What Your Daughter (and You) Can Learn from "The Hunger Games"

When my 12-year-old daughter introduced me to The Hunger Games last year, I was immediately hooked. Suzanne Collins's dystopian trilogy has been a huge bestseller for tweens, teens, and their parents; critics and fans alike are already predicting that the movies will be the next Twilight or Harry Potter. And unlike those two series, at its core is an unapologetically powerful female hero.

Katniss Everdeen (Jennifer Lawrence of Winter's Bone), like some futuristic Artemis the Huntress, is a moral and ethical teaching tool on swift, muscular legs. The consequences of the tough decisions she is constantly weighing are often dire. Katniss is drafted by her oppressive government to "entertain" her fellow citizens in a kill-or-be-killed Survivor-style spectacle ... starring children. For 16-year-old Katniss, life isn't a Disney teen chewy of peer pressure and meet-cute crushes. Since her widowed mother (Paula Malcomson) and her sister, Prim (Willow Shields), depend on her for their survival, she can't afford a shred of narcissism. The movie does have some disturbing violence, it's true, but it also yields a number of strong lessons for kids -- and their parents. Such as ...

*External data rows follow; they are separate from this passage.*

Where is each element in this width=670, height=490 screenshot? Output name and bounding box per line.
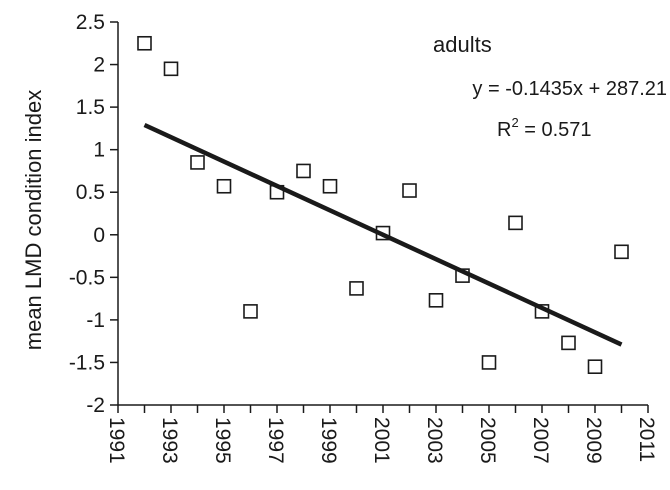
data-point — [349, 281, 364, 296]
data-point — [190, 155, 205, 170]
y-tick-label: 2.5 — [76, 11, 105, 34]
data-point — [587, 359, 603, 375]
x-tick-label: 2001 — [370, 417, 393, 464]
data-point — [163, 61, 179, 77]
data-point — [137, 35, 152, 51]
r-squared-value: = 0.571 — [519, 119, 592, 141]
y-ticks: 2.5 2 1.5 1 0.5 0 -0.5 -1 -1.5 -2 — [69, 11, 118, 417]
data-point — [243, 304, 258, 319]
x-tick-label: 1997 — [264, 417, 287, 464]
data-point — [322, 178, 338, 194]
y-tick-label: -2 — [86, 394, 105, 417]
y-tick-label: -1.5 — [69, 351, 105, 374]
data-point — [561, 335, 576, 351]
x-ticks: 1991 1993 1995 1997 1999 2001 2003 2005 2007 2009… — [105, 405, 658, 464]
y-tick-label: 2 — [93, 54, 105, 77]
x-tick-label: 1991 — [105, 417, 128, 464]
data-point — [296, 163, 311, 179]
r-squared-superscript: 2 — [511, 115, 518, 130]
x-tick-label: 2003 — [423, 417, 446, 464]
data-point — [428, 293, 444, 308]
data-point — [481, 355, 497, 370]
y-tick-label: 1 — [93, 139, 105, 162]
y-tick-label: 0.5 — [76, 181, 105, 204]
data-point — [402, 183, 417, 198]
trendline — [143, 122, 623, 347]
x-tick-label: 2005 — [476, 417, 499, 464]
y-tick-label: 1.5 — [76, 96, 105, 119]
x-tick-label: 2007 — [529, 417, 552, 464]
y-axis-title: mean LMD condition index — [21, 90, 46, 350]
y-tick-label: -0.5 — [69, 266, 105, 289]
r-squared-label: R2 = 0.571 — [497, 115, 592, 141]
data-point — [614, 244, 629, 260]
r-squared-symbol: R — [497, 119, 511, 141]
x-tick-label: 1993 — [158, 417, 181, 464]
x-tick-label: 2009 — [582, 417, 605, 464]
data-point — [508, 215, 523, 231]
regression-equation: y = -0.1435x + 287.21 — [472, 78, 667, 100]
x-tick-label: 2011 — [635, 417, 658, 462]
data-point — [216, 178, 232, 194]
y-tick-label: 0 — [93, 224, 105, 247]
x-tick-label: 1999 — [317, 417, 340, 464]
panel-label: adults — [433, 32, 492, 57]
x-tick-label: 1995 — [211, 417, 234, 464]
y-tick-label: -1 — [86, 309, 105, 332]
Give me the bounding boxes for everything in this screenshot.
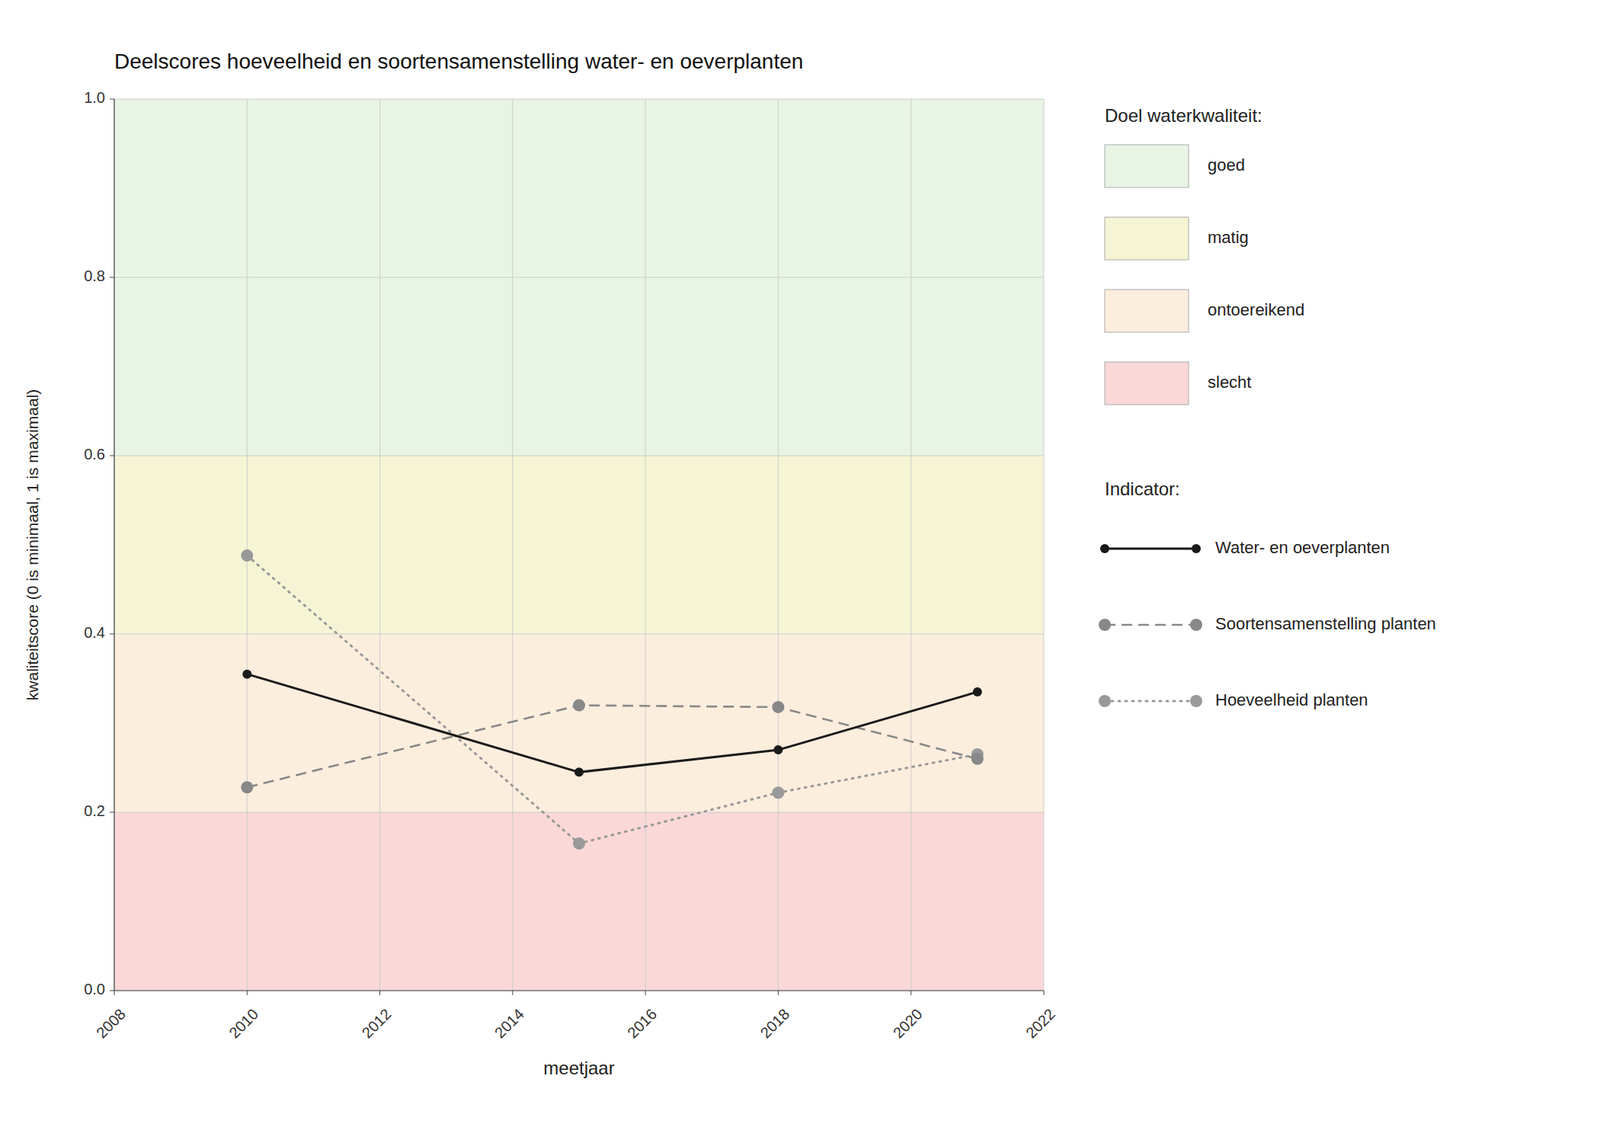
x-tick [910,990,912,996]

Sisterhood Sometimes Requires Strength and Sacrifice
Many of Katniss's finest actions are set into motion to protect her younger sister from pain and hardship. As anyone who has seen the trailer knows -- much less avid readers -- the Capitol selects fragile youngster Prim to join the other 23 youthful "Tributes" selected for the big televised battle. Katniss immediately volunteers, trading her life for that of her sister. The cost? Potentially death. At best, she's going to have to kill a lot of strangers to survive.

Loyalty Can Be Hard
Being true in word and deed seems clear-cut enough in theory: Don't sell out your mother, your brother, your best friend, your ... fill in the blank. The challenge is prioritizing loyalties in difficult times (see Sophie's Choice). Katniss has conflicting loyalties -- at home, because her mother had an emotional collapse after her father died in a coal mine, Katniss has become the primary caregiver in the family. At times, in order to safeguard Prim, and because she is angry at the way this shortchanges her own youth, Katniss makes choices between her mother and her sister that sacrifice her mother. Similarly, she wants to be loyal to her best friend, Gale (Liam Hemsworth, The Last Song), but in the arena she is thrown in with Peeta (Josh Hutcherson, The Kids Are All Right), and only by playing a game of "star-crossed lovers" does the pair have any chance of returning home alive. To Gale, it seems like a breach of loyalty, and even Katniss suffers from the apparent betrayal -- but she makes a choice and acts on it.

Take Responsibility
Katniss consistently takes responsibility for her actions. She never blames Prim for her decision to become a Tribute. She poaches outside their district's electrified fence to feed her family, knowing that she alone will be punished for breaking the law. When she takes a younger tribute, Rue (Amandla Stenberg, Colombiana), under her wing during the games and her plan endangers the weaker competitor, Katniss feels remorse that she put Rue in harm's way. One of Katniss's challenges, having provided for her nuclear family for so long, is learning when to share responsibility. When do we own our situation, and when do we need to work as a team? In life, we are constantly shifting between personal responsibility and teamwork -- that is, those of us who aren't shirking or procrastinating or hoping someone else will do the right thing.

One clear lesson that emerges from The Hunger Games -- a lesson learned by our grandparents and great-grandparents during the Depression and by the survivors of last year's Japanese tsunami -- is that hard times build character. Difficult choices (stepping up to save your sister; pretending to love one boy because that will save your lives, even though it will hurt your true love; protecting and comforting a younger Tribute who can only survive if you don't) define Katniss as a character and, to some extent, all of us as human beings.

What I want to discuss with my daughter after taking her to see The Hunger Games is the central message that our actions define us. The reason that Katniss emerges as a role model is not because she has superpowers but because she struggles to do the right thing, for herself and for those she loves. Even when Katniss fails, she stumbles her way to the right actions. And that's a critical lesson in real-world survival that a mother can share with her daughter -- and still appreciate as an adult.